In Depth

Arron Banks met Russian ambassador more than once. So what?

Millionaire ‘not remotely remorseful’ over repeated contact with Russian officials in run-up to EU vote

Arron Banks, the biggest financial donor to the Brexit campaign, has claimed that he is the victim of a “witch-hunt” after facing calls to explain his links with the Kremlin.

The millionaire businessman, who co-founded Leave.EU, was yesterday the subject of a four-page spread in The Sunday Times, which accused him of holding undisclosed meetings with the Russian ambassador to the UK.

Cabinet Office Minister David Lidington has called for an investigation.

So, why are the revelations significant and how has Banks responded?
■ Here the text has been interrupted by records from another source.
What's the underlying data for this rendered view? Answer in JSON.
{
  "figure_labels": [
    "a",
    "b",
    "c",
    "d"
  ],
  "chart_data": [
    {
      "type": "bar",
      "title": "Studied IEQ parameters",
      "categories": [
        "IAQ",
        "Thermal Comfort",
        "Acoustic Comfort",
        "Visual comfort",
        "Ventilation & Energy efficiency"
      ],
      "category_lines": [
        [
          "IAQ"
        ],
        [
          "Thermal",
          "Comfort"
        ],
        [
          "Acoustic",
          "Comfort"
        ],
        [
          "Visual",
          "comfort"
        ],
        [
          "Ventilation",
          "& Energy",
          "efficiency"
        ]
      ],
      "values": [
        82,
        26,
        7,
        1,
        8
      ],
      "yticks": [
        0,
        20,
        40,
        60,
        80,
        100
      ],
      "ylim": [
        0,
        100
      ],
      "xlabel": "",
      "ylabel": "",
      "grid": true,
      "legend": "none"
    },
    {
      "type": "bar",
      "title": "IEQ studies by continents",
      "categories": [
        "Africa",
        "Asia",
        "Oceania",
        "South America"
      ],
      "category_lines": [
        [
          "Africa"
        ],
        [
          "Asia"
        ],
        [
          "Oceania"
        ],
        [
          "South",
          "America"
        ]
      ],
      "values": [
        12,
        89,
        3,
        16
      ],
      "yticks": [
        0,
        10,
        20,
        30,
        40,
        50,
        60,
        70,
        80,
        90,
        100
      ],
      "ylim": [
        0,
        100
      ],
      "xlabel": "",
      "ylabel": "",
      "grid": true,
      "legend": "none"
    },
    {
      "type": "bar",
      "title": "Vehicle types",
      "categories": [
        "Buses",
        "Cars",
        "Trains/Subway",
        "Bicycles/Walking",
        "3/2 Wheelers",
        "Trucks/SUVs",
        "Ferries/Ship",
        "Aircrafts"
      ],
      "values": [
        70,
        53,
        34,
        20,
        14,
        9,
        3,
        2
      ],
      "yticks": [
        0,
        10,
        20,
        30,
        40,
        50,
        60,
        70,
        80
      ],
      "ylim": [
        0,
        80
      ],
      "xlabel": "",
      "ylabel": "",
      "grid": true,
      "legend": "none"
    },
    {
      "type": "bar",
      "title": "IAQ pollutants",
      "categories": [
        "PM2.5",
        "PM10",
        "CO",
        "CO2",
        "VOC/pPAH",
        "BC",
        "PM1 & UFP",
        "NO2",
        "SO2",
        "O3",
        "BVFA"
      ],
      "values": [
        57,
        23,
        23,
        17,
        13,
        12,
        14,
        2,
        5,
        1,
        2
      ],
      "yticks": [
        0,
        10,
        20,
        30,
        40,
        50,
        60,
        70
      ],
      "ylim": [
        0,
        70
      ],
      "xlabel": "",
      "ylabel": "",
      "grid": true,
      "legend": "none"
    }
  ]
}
What is Arron Banks accused of?

In his book, The Bad Boys of Brexit, Banks said that he had met Putin’s envoy, Alexander Yakovenko, for a “six-hour boozy lunch” in September 2015. However, leaked emails - seen by The Sunday Times - reveal that there were two further meetings and that he made “repeated contact” with Russian officials before and after the EU referendum, to discuss business opportunities and other issues.

Banks visited Moscow in February 2016, was offered a business deal involving six Russian goldmines, and even invited Yakovenko to a party on the day of the referendum, the emails show.

“The revelations raise explosive questions about attempts by Moscow to influence the referendum result,” claims the newspaper.

The accusations come as Donald Trump’s campaign staff face investigation by a special prosecutor over whether they colluded with Moscow to influence the US presidential election.

The Russian Embassy insists that it “has not in any way intervened in the domestic UK political process, including the Brexit referendum” and that meeting stakeholders from across a country’s political spectrum is a “natural element of the work of any embassy”.

How has Banks responded?

The Brexiteer, who is due to give evidence to MPs on the Commons Digital, Culture, Media and Sport Committee tomorrow as part of its “fake news” inquiry, said “most of the facts” within The Sunday Times report were correct, but told the newspaper: “Bite me.”

He confirmed that he had two lunches and a cup of tea with Yakovenko. However, when asked why he had only disclosed one of the meetings in his book, he said: “It’s not a court of law. So what? I’m not remotely remorseful.”

Any suggestion that Leave.EU received financial help from Russia was “complete, absolute garbage”, he said, positioning himself as the victim of a “witch-hunt”.

Banks later told ITV News: “We did meet the Russian ambassador. We did have a cup of tea. At the end of the day, so what?”